“Salim Rıza Kırkpınar’dan sevgili evladım, kitap tutkunu Fatih’e kucak dolusu sevgi ile” diye açılıyor bir ustanın anılarla dolu dünyası. Üstelik bu müthiş eser; hiçbir sanat kaygısı taşımayan, kalemin ucuna geldiği gibi yazılıyor Salim Rıza’nın deyimiyle. Oysa Doğan Hızlan, çok daha fazlasını söylüyor edebiyatımızın çınarı için…
(…) Bir edebiyat misyoneriydi o. Onu yaşıyor bilmek, sevincimizi artırırdı. Yazmaktan çok yazdırmayı benimsedi. Anlattıklarıyla, okuduklarıyla ve okuttuklarıyla esin kaynağı oldu… Televizyon söyleşilerimizde, konuşmanın yazmak kadar ustalık, birikim istediğini, hatta daha zor olduğunu onu dinlerken anlardım. Hitabet sanatının en unutulmaz örneklerini vermiştir. Salim Rıza Kırkpınar öyle bir edebiyat öğretmeniydi ki, aynı zamanda sözlü geleneğin büyük ustası ve önemli bir temsilcisiydi.
Edip Cansever, Cengiz Bektaş, Arif Damar, Kemal Özer, Adnan Özyalçıner ve Münir Özkul gibi birçok önemli ismi sanat ve edebiyat dünyamıza kazandıran Salim Rıza’dan Anılar’ın pek de kendini gizlemeyen bir Yahya Kemal hayranlığı çarpar göze: Otuz yaşında şiire düşkün genç bir öğretmen olarak Yedek Subay Okulu’nda Yahya Kemal, Faruk Nafiz, Necip Fazıl’ın şiirlerini toplantılarda yüksek sesle okuyordum… Yıl 1937. Rıfkı Melûl, Tevfik Celis, Hilmi Ziya ve Sabahattin Eyüboğlu aracılığıyla Yahya Kemal çevresine katıldım… Ölümüne kadar pek çok dostları arasında bulundum (1958).
- - Büyük şair, bir daha İstinye’deki yalıya ayak basmamış.

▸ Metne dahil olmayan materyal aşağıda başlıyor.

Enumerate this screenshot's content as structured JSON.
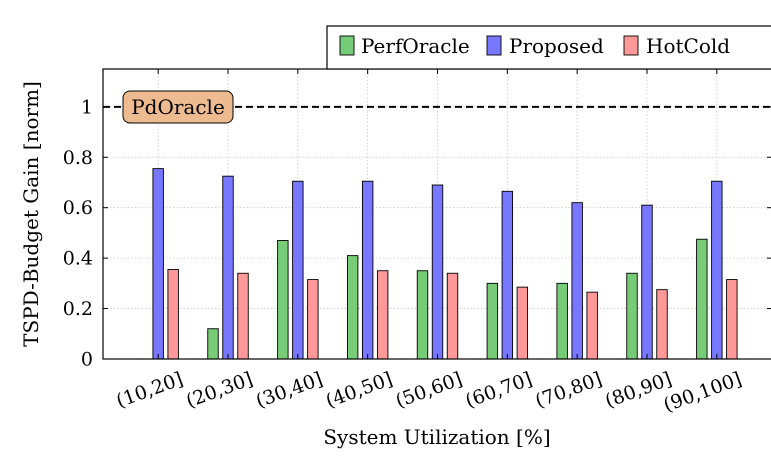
{
  "chart_data": {
    "type": "bar",
    "xlabel": "System Utilization [%]",
    "ylabel": "TSPD-Budget Gain [norm]",
    "ylim": [
      0,
      1.15
    ],
    "yticks": [
      "0",
      "0.2",
      "0.4",
      "0.6",
      "0.8",
      "1"
    ],
    "categories": [
      "(10,20]",
      "(20,30]",
      "(30,40]",
      "(40,50]",
      "(50,60]",
      "(60,70]",
      "(70,80]",
      "(80,90]",
      "(90,100]"
    ],
    "series": [
      {
        "name": "PerfOracle",
        "color": "#77cc77",
        "values": [
          0,
          0.12,
          0.47,
          0.41,
          0.35,
          0.3,
          0.3,
          0.34,
          0.475
        ]
      },
      {
        "name": "Proposed",
        "color": "#7777ff",
        "values": [
          0.755,
          0.725,
          0.705,
          0.705,
          0.69,
          0.665,
          0.62,
          0.61,
          0.705
        ]
      },
      {
        "name": "HotCold",
        "color": "#ff9999",
        "values": [
          0.355,
          0.34,
          0.315,
          0.35,
          0.34,
          0.285,
          0.265,
          0.275,
          0.315
        ]
      }
    ],
    "reference_line": {
      "label": "PdOracle",
      "value": 1,
      "color": "#000000"
    },
    "annotation_bg": "#eebb91",
    "grid": true,
    "legend_position": "top-right"
  }
}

- - Üstadın sinirlenmesi görülecek şey değildi. Neredeyse kavga çıkacaktı. Büyük şairin, nedenini bilmiyorum, ünlü imzaları, edebiyatçıları hicveden mısraları da dillerde dolaşıyordu.
Yahya Kemal de Salim Rıza’nın bu büyük hayranlığına, kendisine ithaf ettiği bir rubai ile karşılık verir: (…) Eski şairleri leb-beste vü hayran ettim/Yeniler de kalamaz şi’rime bigâne gibi/SALİM’in vasfını tavsif ne mümkün HALİS/Olsa her bir gazelin ayni Nedimâne gibi.
Salim Rıza, Yahya Kemal’e duyduğu hayranlığın yanında Tevfik Fikret’e de büyük bir saygıyla bağlıdır. Mustafa Kemal’in, Fikret’i işaret ederek “ben de bu şiirleri okuyarak yetiştim” sözüne sevinmesi bundandır. Ayrıca yazar; “Tevfik Fikret’e Bağlılığım” başlığı altında şaire karşı hissiyatını açıkça dile getirmiştir:İstibdatın en karanlık günlerinde yaşamış, o karanlık günlerde Atatürk Türkiye’sini müjdelemiş, geleceğe bakan, lâik zihniyeti savunan Tevfik Fikret’i altmış yıldır dilimden hiç düşürmedim. Dilinin bütün ağırlığına karşın, düşüncelerinin geleceğe dönük olmasıyla Fikret, hep güncel bir şair olarak anılacaktır. Salim Hoca’ya göre Fikret; fikri hür, irfanı hür, vicdanı hür bir şairdir…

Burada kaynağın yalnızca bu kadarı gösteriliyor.